13.     Inter alia the admitted facts, now the question arises as to whether Opposite Parties No.1 and 2 have been negligent in the instant case or not? In this regard, we shall have to see what is meant by negligence or medical negligence. Reference in this context can be made to the observations made in Jacob Matahew Vs. State of Punjab & Anr (2005) 6 SCC 1, decided on 05.08.2005 by Hon’ble Supreme Court, wherein Hon’ble Supreme Court has found to constitute medical negligence as follows:-

“48. (1) Negligence is the breach of a duty caused by omission to do something which a reasonable man guided by those considerations which ordinarily regulate the conduct of human affairs would do, or doing something which a prudent and reasonable man would not do. The definition of negligence as given in Law of Torts, Ratanlal & Dhirajlal (edited by Justice G.P. Singh), referred to hereinabove, holds good. Negligence becomes actionable on account of injury resulting from the act or omission amounting to negligence attributable to the person sued. The essential components of negligence are three: 'duty', 'breach' and 'resulting damage'.
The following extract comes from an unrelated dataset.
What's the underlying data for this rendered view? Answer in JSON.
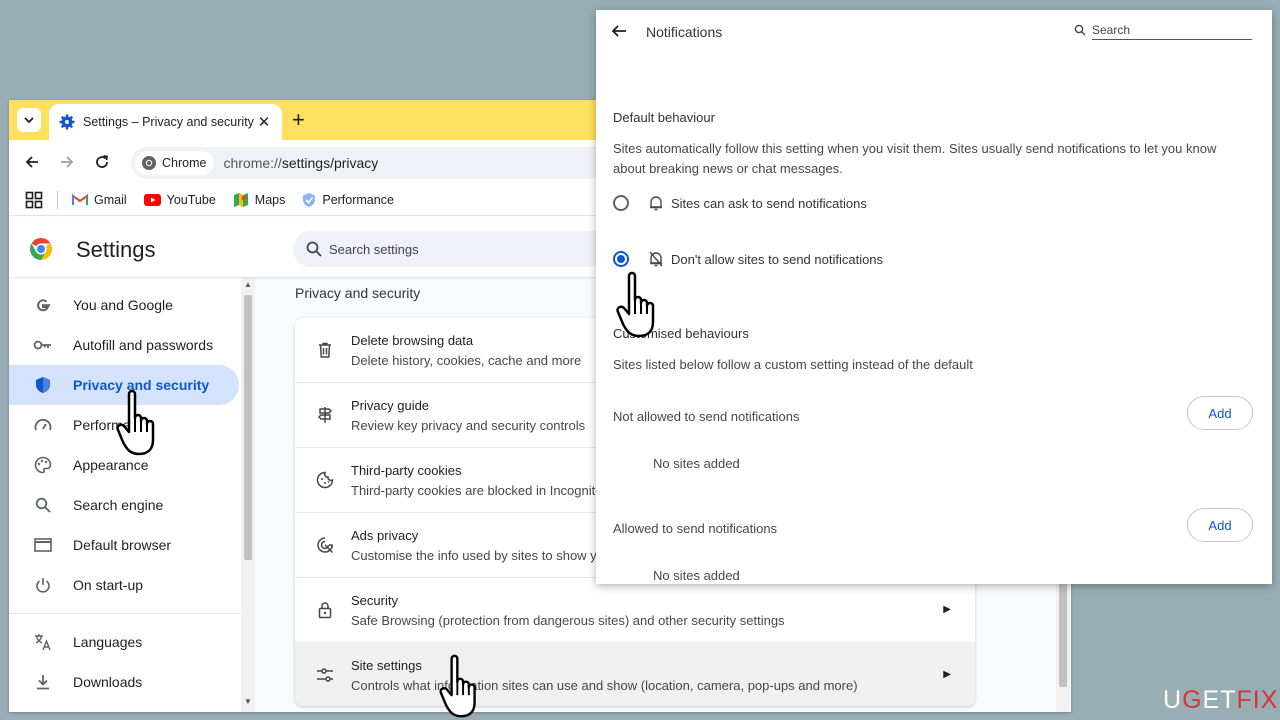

(2) Negligence in the context of medical profession necessarily calls for a treatment with a difference. To infer rashness or negligence on the part of a professional, in particular a doctor, additional considerations apply. A case of occupational negligence is different from one of professional negligence. A simple lack of care, an error of judgment or an accident, is not proof of negligence on the part of a medical professional. So long as a doctor follows a practice acceptable to the medical profession of that day, he cannot be held liable for negligence merely because a better alternative course or method of treatment was also available or simply because a more skilled doctor would not have chosen to follow or resort to that practice or procedure which the accused followed. When it comes to the failure of taking precautions what has to be seen is whether those precautions were taken which the ordinary experience of men has found to be sufficient; a failure to use special or extraordinary precautions which might have prevented the particular happening cannot be the standard for judging the alleged negligence. So also, the standard of care, while assessing the practice as adopted, is judged in the light of knowledge available at the time of the incident, and not at the date of trial. Similarly, when the charge of negligence arises out of failure to use some particular equipment, the charge would fail if the equipment was not generally available at that particular time (that is, the time of the incident) at which it is suggested it should have been used.
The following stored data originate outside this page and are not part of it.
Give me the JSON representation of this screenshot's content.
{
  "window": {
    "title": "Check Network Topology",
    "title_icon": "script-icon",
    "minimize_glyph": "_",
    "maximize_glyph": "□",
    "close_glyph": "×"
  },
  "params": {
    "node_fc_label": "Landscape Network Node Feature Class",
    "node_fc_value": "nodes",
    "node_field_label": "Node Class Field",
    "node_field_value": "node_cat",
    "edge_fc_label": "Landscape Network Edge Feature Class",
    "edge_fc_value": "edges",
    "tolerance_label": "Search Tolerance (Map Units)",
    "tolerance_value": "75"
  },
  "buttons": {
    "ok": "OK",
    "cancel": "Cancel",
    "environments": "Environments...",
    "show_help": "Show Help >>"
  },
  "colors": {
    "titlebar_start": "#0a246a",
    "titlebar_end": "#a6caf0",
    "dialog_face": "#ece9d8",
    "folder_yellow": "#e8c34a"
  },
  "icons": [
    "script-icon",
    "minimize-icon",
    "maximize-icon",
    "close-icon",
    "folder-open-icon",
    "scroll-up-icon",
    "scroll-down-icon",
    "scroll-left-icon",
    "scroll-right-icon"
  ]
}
(3) A professional may be held liable for negligence on one of the two findings: either he was not possessed of the requisite skill which he professed to have possessed, or, he did not exercise, with reasonable competence in the given case, the skill which he did possess. The standard to be applied for judging, whether the person charged has been negligent or not, would be that of an ordinary competent person exercising ordinary skill in that profession. It is not possible for every professional to possess the highest level of expertise or skills in that branch which he practices. A highly skilled professional may be possessed of better qualities, but that cannot be made the basis or the yardstick for judging the performance of the professional proceeded against on indictment of negligence.
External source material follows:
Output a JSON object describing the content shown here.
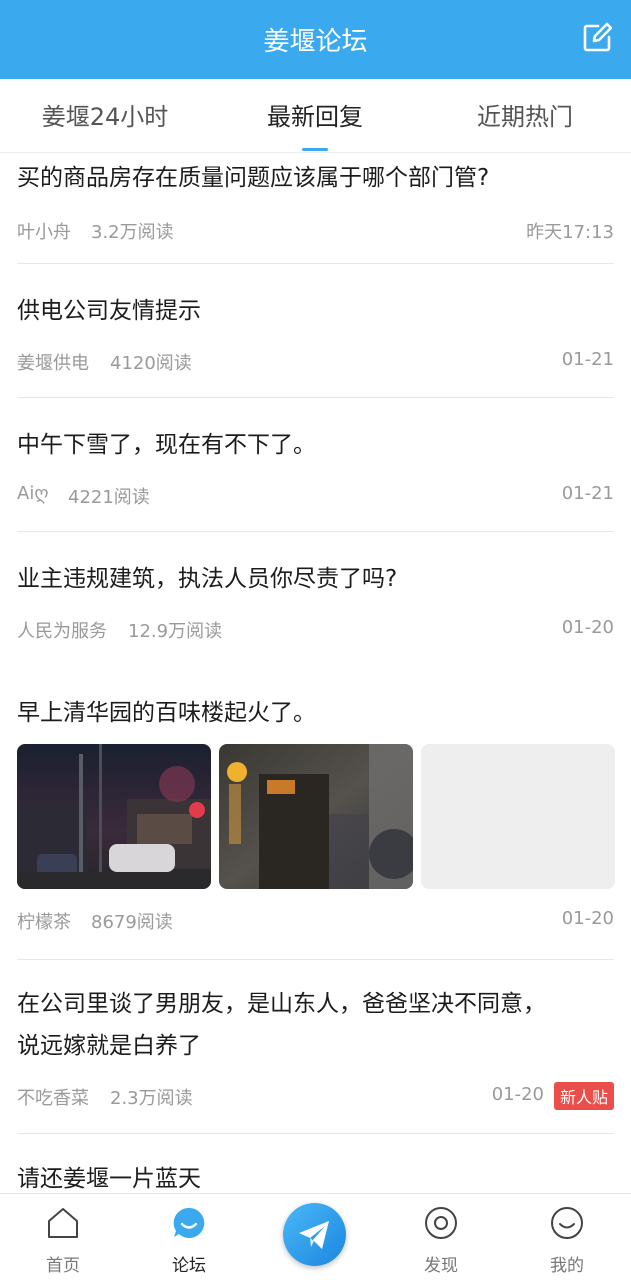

The question of medical negligence also came up for hearing before  the Hon’ble Apex Court in Kusam Sharma & Others. Vs. Batra Hospital & Medical Research Centre 2010 AIR (SC) 1050 wherein following principles were laid down that are to be considered while determining the charge of medical negligence:-

I.          Negligence is the breach of a duty exercised by omission to do something which a reasonable man, guided by those considerations which ordinarily regulate the conduct of human affairs, would do, or doing something which a prudent and reasonable man would not do.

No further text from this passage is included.